Por: Leonardo Franco Arenas / www.latardedelotun.com – RED Noticias de Colombia. ______
Todavía no, ex presidente Uribe. Creo sinceramente que su tiempo de “descansar en paz” no ha llegado. Las alarmas están encendidas, no solo en los últimos días, desde hace meses son evidentes las señales del deterioro físico del hombre del Ubérrimo. El desgaste propio de la edad, agravado por una campaña política que se ha echado al hombro por puro terror a perder el poder, es inocultable. El cuerpo ya no acompaña al mito que el mismo construyó.
A ese desgaste se suma el estrés permanente de las múltiples campañas de la derecha, las peleas intestinas de un sector en franca decadencia y el ocaso de un proyecto político del cual fue amo y señor durante décadas, sin que nadie osara contradecirlo. Hoy, ese poder absoluto se diluye. La desesperación lo ahoga, sabe que el control que ejerció sin límites se le escapa de las manos.
Uribe enfrenta dos escenarios inevitables. Primero, una derrota estruendosa en las próximas elecciones. Segundo, la pérdida progresiva del poder que aún conserva en el Congreso y en sectores del aparato judicial. Ese derrumbe activará lo que durante años logró aplazar, las acusaciones que pesan en su contra, las investigaciones que podrían convertirse en condenas merecidas por crímenes cometidos bajo su sombra del poder, incluso con alcances internacionales. Él lo sabe. Por eso la prisa, por eso el miedo, por eso el desgaste y la decadencia.
Pero no se muera aún, doctor Uribe. Y no lo digo por misericordia, ni por conmiseración con sus deudos, ni por lástima frente a sus últimos días. No, lo digo porque deseo fervientemente que sea testigo de El Cambio del país. Que sea testigo de la derrota electoral del otrora todopoderoso malandrín que se tomó el poder en Colombia con la anuencia de las élites. Que experimente el desprecio ciudadano que durante años logro evadir.
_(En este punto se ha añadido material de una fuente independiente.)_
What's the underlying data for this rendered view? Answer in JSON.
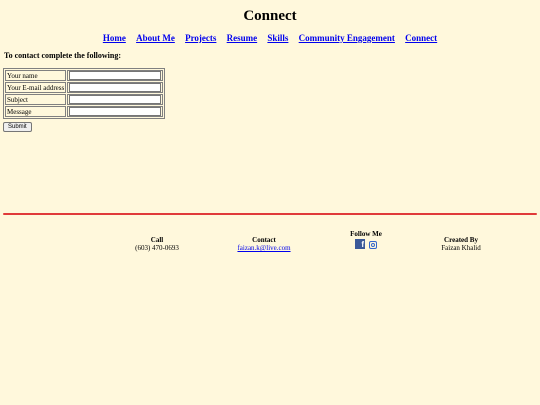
{
  "page": {
    "title": "Connect"
  },
  "nav": {
    "items": [
      "Home",
      "About Me",
      "Projects",
      "Resume",
      "Skills",
      "Community Engagement",
      "Connect"
    ]
  },
  "form": {
    "intro": "To contact complete the following:",
    "fields": [
      {
        "label": "Your name",
        "value": ""
      },
      {
        "label": "Your E-mail address",
        "value": ""
      },
      {
        "label": "Subject",
        "value": ""
      },
      {
        "label": "Message",
        "value": ""
      }
    ],
    "submit_label": "Submit"
  },
  "footer": {
    "call": {
      "heading": "Call",
      "value": "(603) 470-0693"
    },
    "contact": {
      "heading": "Contact",
      "email": "faizan.k@live.com"
    },
    "follow": {
      "heading": "Follow Me",
      "facebook_glyph": "f"
    },
    "created": {
      "heading": "Created By",
      "name": "Faizan Khalid"
    }
  },
  "colors": {
    "background": "#fff8dc",
    "link": "#0000ee",
    "rule": "#e03a3a",
    "facebook": "#3b5998"
  }
}
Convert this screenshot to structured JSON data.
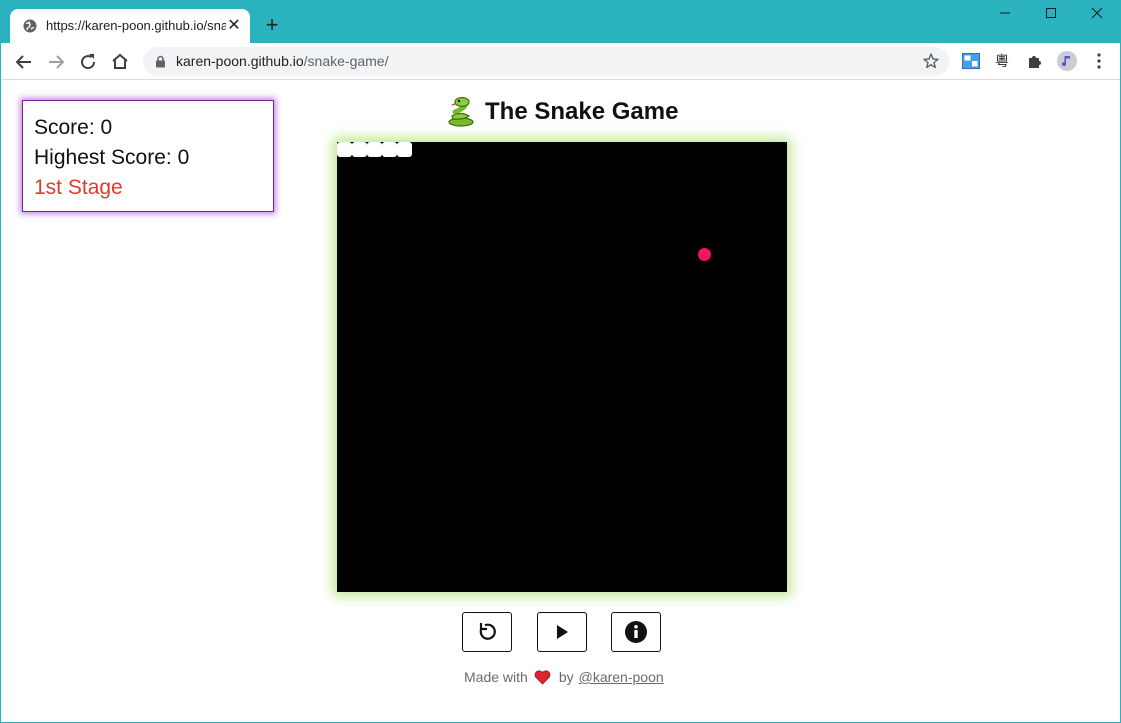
{
  "browser": {
    "tab_title": "https://karen-poon.github.io/snake-game/",
    "url_host": "karen-poon.github.io",
    "url_path": "/snake-game/",
    "accent": "#2ab3bf"
  },
  "scoreboard": {
    "score_label": "Score: 0",
    "highest_label": "Highest Score: 0",
    "stage_label": "1st Stage",
    "stage_color": "#e33a2c"
  },
  "game": {
    "title": "The Snake Game",
    "title_icon": "snake-icon",
    "snake_segments": 5,
    "food_color": "#f0185b"
  },
  "controls": [
    {
      "name": "restart-button",
      "icon": "restart-icon"
    },
    {
      "name": "play-button",
      "icon": "play-icon"
    },
    {
      "name": "info-button",
      "icon": "info-icon"
    }
  ],
  "footer": {
    "made_with": "Made with",
    "by": "by",
    "author": "@karen-poon"
  }
}
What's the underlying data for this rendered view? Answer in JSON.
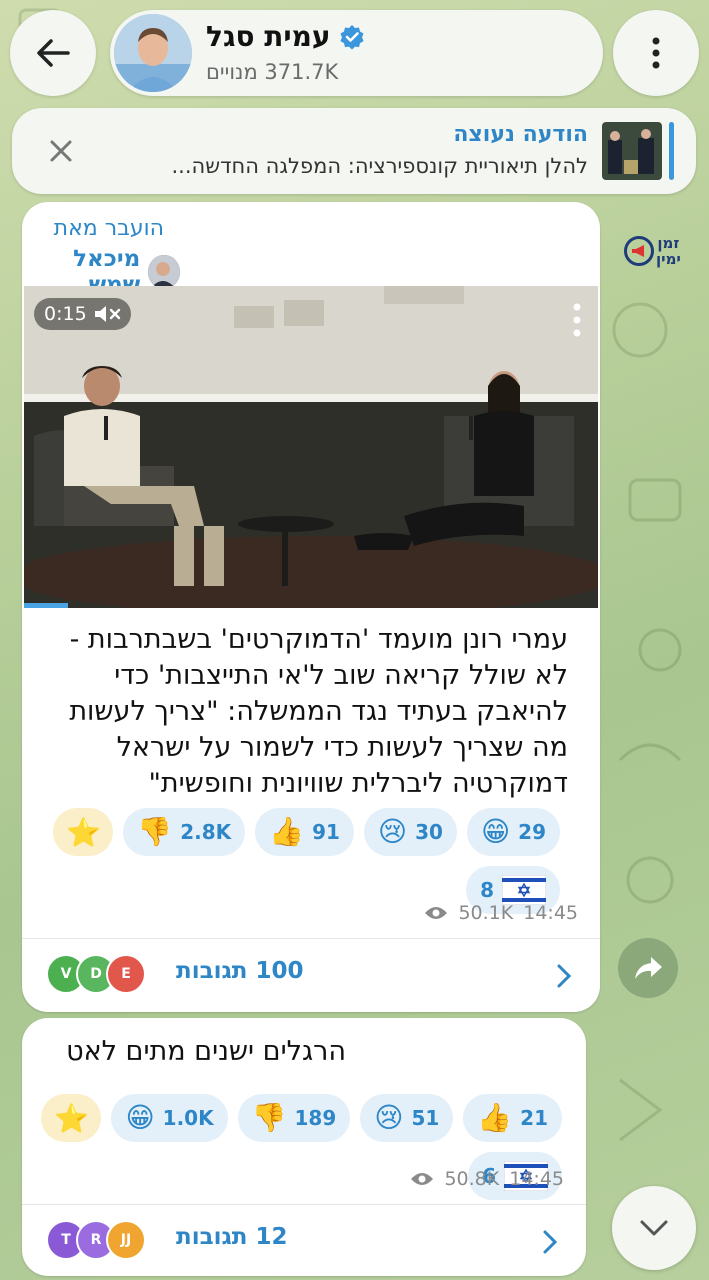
{
  "header": {
    "channel_name": "עמית סגל",
    "subscribers": "371.7K מנויים"
  },
  "pinned": {
    "title": "הודעה נעוצה",
    "text": "להלן תיאוריית קונספירציה: המפלגה החדשה..."
  },
  "side_logo": {
    "line1": "זמן",
    "line2": "ימין"
  },
  "post1": {
    "forwarded_label": "הועבר מאת",
    "forwarded_from": "מיכאל שמש",
    "video_time": "0:15",
    "text": "עמרי רונן מועמד 'הדמוקרטים' בשבתרבות - לא שולל קריאה שוב ל'אי התייצבות' כדי להיאבק בעתיד נגד הממשלה: \"צריך לעשות מה שצריך לעשות כדי לשמור על ישראל דמוקרטיה ליברלית שוויונית וחופשית\"",
    "reactions": [
      {
        "emoji": "⭐",
        "count": "",
        "kind": "star"
      },
      {
        "emoji": "👎",
        "count": "2.8K"
      },
      {
        "emoji": "👍",
        "count": "91"
      },
      {
        "emoji": "😢",
        "count": "30"
      },
      {
        "emoji": "😁",
        "count": "29"
      },
      {
        "emoji": "flag-il",
        "count": "8",
        "kind": "flag"
      }
    ],
    "views": "50.1K",
    "time": "14:45",
    "comments_label": "100 תגובות",
    "commenter_avatars": [
      "V",
      "D",
      "E"
    ]
  },
  "post2": {
    "text": "הרגלים ישנים מתים לאט",
    "reactions": [
      {
        "emoji": "⭐",
        "count": "",
        "kind": "star"
      },
      {
        "emoji": "😁",
        "count": "1.0K"
      },
      {
        "emoji": "👎",
        "count": "189"
      },
      {
        "emoji": "😢",
        "count": "51"
      },
      {
        "emoji": "👍",
        "count": "21"
      },
      {
        "emoji": "flag-il",
        "count": "6",
        "kind": "flag"
      }
    ],
    "views": "50.8K",
    "time": "14:45",
    "comments_label": "12 תגובות",
    "commenter_avatars": [
      "T",
      "R",
      "JJ"
    ]
  },
  "colors": {
    "accent": "#2e86c7",
    "reaction_bg": "#e3f0fa",
    "bubble_bg": "#ffffff",
    "av_v": "#4cb050",
    "av_d": "#5ab65e",
    "av_e": "#e2574c",
    "av_t": "#8a5ad6",
    "av_r": "#9b6be0",
    "av_jj": "#f0a530"
  }
}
Quiero que esté consciente cuando llegue la condena. Que pague, aunque sea un solo día, por sus múltiples crímenes. Ese día, y solo ese día podrá morir, condenado aquí y en el más allá, con la certeza de que su legado se extingue con usted. Sus herederos de sangre y políticos causarán repulsión, sus esbirros serán castigados por la falta de su mano larga de titiritero judicial, su nombre no será borrado – porque la historia no absuelve -, pero si recordado a nivel de quienes encarnaron la barbarie en Colombia, Escobar, Garavito y otros muchos, símbolos de la infamia nacional.
Cuando llegue ese día, muérase señor Uribe, muérase. Nadie lo extrañará. Pero antes, NO, por favor NO.
Su castigo final será el desprecio y el olvido

Muy buena síntesis de lo que muchos sentimos y esperamos que suceda.
Execelente tu publicación.. Uribe Vélez tiene que arrepentirse hasta los huesos de sus mugre vida
Muy buena columna, la compartí en mi página oficial de FB dando por supuesto el crédito del autor y el medio. Un fuerte abrazo,
Efraim Medina Reyes
Que buen artículo.
El matarife debe sufrir en carne propia su derrota y humillación por ser un criminal.
Maravilloso, aplausos señor Leonardo Franco.
Excelente columna,Leonardo.!!!
EXCELENTE ARTÍCULO 👏👏👏👏👏👏👏
Deacuerdo 100% y aún después de su partida NO merece PAZ
Existen más de 6402 razones para que el determinador de masacres, falsos positivos, asesinatos a contradictores, reelección con torcidos (todos sus cómplices condenados, menos el beneficiario de los torcidos) se deba podrir en una cárcel. Lo peor fue que pervirtió a la justicia, convirtió a jueces, fiscales y magistrados en clientelistas, holgazanes, mediocres y adinerados, a cambio de impunidad.